25.01.2023 Menschenrechte — Ausschuss — hib 64/2023

Kiewer Parlamentarierin: Tausende Kinder verschleppt

Berlin: (hib/SAS) Bis zu 14.000 Kinder sollen nach Angaben der stellvertretenden Menschenrechtsbeauftragten des ukrainischen Parlaments, Olga Altunina, seit Kriegsbeginn aus der Ukraine nach Russland oder in die von Russland besetzten Gebiete verschleppt worden sein. Begründet werde dies von russischer Seite mit der Sicherheit der Kinder oder Erholungsaufenthalten, sagte Altunina am Mittwoch im Ausschuss für Menschenrechte und humanitäre Hilfe.

Doch Erleichterungen im russischen Adoptionsrecht seit Mai 2022 sprächen eine andere Sprache, so die Menschenrechtsbeauftragte: Präsident Putin gehe es darum, die Verschleppungen zu legalisieren. Kiew bemühe sich mit Unterstützung internationaler Organisationen um die Rückführung der Kinder, es gebe auch einzelne Erfolge. Die Gespräche mit der russischen Seite könne sie aber aus Sicherheitsgründen nicht kommentieren, so Altunina auf die Frage eines Mitglieds der Unionsfraktion. Gleiches gelte auch für die Verhandlungen über die Freilassung der etwa 1.500 Kriegsgefangenen. Als noch größeres Problem bezeichnete die Menschenrechtsbeauftragte in diesem Zusammenhang die Lage der rund 20.000 gefangenen Zivilisten.

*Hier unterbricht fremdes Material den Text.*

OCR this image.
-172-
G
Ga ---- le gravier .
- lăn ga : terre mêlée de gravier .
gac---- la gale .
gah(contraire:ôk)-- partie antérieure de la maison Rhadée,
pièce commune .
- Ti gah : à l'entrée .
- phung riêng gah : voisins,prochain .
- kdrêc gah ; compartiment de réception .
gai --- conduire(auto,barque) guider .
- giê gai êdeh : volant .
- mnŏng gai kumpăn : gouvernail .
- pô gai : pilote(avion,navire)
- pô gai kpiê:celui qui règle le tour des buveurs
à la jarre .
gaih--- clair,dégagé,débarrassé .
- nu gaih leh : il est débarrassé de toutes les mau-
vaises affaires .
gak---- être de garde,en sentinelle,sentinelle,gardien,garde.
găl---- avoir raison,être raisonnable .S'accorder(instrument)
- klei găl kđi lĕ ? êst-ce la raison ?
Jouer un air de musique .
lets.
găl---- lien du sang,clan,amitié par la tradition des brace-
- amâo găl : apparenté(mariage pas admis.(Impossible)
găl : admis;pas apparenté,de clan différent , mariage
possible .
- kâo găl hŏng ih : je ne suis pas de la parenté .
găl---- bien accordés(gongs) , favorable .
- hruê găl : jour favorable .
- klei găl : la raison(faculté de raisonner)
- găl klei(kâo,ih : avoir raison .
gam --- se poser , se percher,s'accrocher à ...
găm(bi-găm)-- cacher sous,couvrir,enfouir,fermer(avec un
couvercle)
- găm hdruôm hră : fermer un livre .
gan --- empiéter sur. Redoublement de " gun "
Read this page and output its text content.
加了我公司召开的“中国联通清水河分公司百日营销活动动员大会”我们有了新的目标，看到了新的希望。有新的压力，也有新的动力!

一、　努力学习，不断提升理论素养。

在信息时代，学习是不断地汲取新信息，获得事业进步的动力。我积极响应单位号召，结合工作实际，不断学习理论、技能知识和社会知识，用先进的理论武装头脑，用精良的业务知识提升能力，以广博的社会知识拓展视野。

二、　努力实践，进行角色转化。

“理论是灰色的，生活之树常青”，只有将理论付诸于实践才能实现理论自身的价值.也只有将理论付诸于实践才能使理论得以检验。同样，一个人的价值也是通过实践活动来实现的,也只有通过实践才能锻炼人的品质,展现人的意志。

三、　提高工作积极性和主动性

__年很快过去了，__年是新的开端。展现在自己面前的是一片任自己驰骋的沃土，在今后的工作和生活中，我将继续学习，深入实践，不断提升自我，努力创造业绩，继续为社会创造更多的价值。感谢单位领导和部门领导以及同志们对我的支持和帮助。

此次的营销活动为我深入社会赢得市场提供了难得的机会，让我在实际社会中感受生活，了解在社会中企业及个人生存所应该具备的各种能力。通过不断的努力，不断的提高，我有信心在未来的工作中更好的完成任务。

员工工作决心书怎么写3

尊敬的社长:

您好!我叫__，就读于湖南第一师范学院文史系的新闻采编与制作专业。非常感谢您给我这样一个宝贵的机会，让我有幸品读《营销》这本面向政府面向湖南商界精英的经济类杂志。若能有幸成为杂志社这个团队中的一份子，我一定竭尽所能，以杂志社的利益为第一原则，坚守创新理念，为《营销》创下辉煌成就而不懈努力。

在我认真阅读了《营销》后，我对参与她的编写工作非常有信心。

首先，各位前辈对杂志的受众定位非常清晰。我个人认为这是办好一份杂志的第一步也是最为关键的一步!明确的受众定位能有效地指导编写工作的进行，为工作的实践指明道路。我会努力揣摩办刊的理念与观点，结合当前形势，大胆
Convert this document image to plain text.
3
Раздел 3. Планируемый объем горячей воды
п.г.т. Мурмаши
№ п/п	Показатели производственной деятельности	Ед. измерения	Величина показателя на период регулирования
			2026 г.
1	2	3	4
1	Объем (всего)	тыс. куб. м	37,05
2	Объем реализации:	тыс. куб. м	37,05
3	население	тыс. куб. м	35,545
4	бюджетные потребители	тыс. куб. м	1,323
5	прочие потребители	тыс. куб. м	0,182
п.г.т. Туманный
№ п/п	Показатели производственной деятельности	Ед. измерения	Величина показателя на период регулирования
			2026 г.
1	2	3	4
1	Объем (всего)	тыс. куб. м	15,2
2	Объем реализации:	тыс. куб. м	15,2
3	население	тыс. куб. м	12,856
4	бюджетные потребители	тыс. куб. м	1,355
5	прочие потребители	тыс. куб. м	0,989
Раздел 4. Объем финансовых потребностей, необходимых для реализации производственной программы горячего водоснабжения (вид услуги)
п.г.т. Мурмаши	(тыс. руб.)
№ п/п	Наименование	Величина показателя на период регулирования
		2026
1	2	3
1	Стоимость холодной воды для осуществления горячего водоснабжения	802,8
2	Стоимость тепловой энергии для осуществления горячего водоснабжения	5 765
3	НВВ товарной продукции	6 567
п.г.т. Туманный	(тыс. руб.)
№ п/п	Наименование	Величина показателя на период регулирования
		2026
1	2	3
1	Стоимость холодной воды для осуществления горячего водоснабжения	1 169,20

Russland verweigere Gespräche, die genaue Identität der Menschen sei daher schwer festzustellen.

Die Lage der Kinder in der Ukraine sei schwer: Insgesamt wurden laut Altunina 459 getötet und 914 verletzt - über 90 Kinder hätten Arme oder Beine verloren und benötigten dringend Hilfe. Es gehe konkret um Prothesen, Rehabilitation oder medizinische Behandlungen, so die Menschenrechtsbeauftragte. Auch gebe es großen Bedarf an psychologischer Hilfe, wahrscheinlich auf Jahre, so Altunina auf Nachfrage der Fraktion Bündnis 90/Die Grünen. In großer Gefahr seien auch ältere Menschen, betonte Altunina und antwortete damit auf eine Frage der Linksfraktion: Ältere könnten die Kriegsgebieten oft nicht so einfach verlassen. Gerade in der Ostukraine hätten 70 Prozent der Menschen noch nie ihre Heimat verlassen - es bedeute extremen Stress für sie, wegzugehen.

Die humanitäre Situation in den besetzten und von Kriegshandlungen betroffenen Gebieten in der Ukraine schilderte Altunina als dramatisch. Über 13 Millionen Menschen lebten aktuell in diesen Gebieten. Seit Kriegsbeginn seien mehr als 120.000 Wohnhäuser durch die russischen Angriffe zerstört und die zivile Infrastruktur stark beschädigt worden - im Osten sei sie weitgehend zusammengebrochen. Hier lebten die Menschen ohne Gas, Wasser und Strom. Gerade die Situation von Schwangeren und Neugeborenen sei schwer. Da auch Kranken- und Geburtshäuser Ziel von Beschuss würden, müssten Frauen in Kellern und Bunkern ihre Kinder gebären - meist ohne jede medizinische Hilfe, berichtete Altunina auf eine Nachfrage einer SPD-Abgeordneten.

Diese Situation habe zu etwa 4,8 Millionen Binnenflüchtlingen geführt. Das Land ganz verlassen hätten inzwischen 7,9 Millionen Ukrainer und Ukrainerinnen, sie lebten im EU-Ausland. Altunina zeigte sich dankbar für die Aufnahme von etwa einer Millionen ukrainischen Geflüchteten in Deutschland, mahnte jedoch gleichzeitig, Attacken gegen sie oder ihre Unterkünfte strafrechtlich zu verfolgen.

Auf die Frage eines Mitglieds der AfD-Fraktion zum Vorwurf der Unterdrückung der russischen Sprache in der Ukraine verwies Altunina darauf, dass die Ukraine immer ein bilinguales Land gewesen sei - in der in der Ostukraine sei vorwiegend Russisch gesprochen worden. Eltern hätten die Möglichkeit gehabt, Kinder in eine russisch oder ukrainisch sprechende Schule zu schicken. Doch seit dem Krieg sei die Zahl der Anmeldungen massiv gesunken. Viele Ukrainer, die früher Russisch gesprochen hätten, lernten nun Ukrainisch. Sie selbst sei dafür ein Beispiel, sagte Altunina.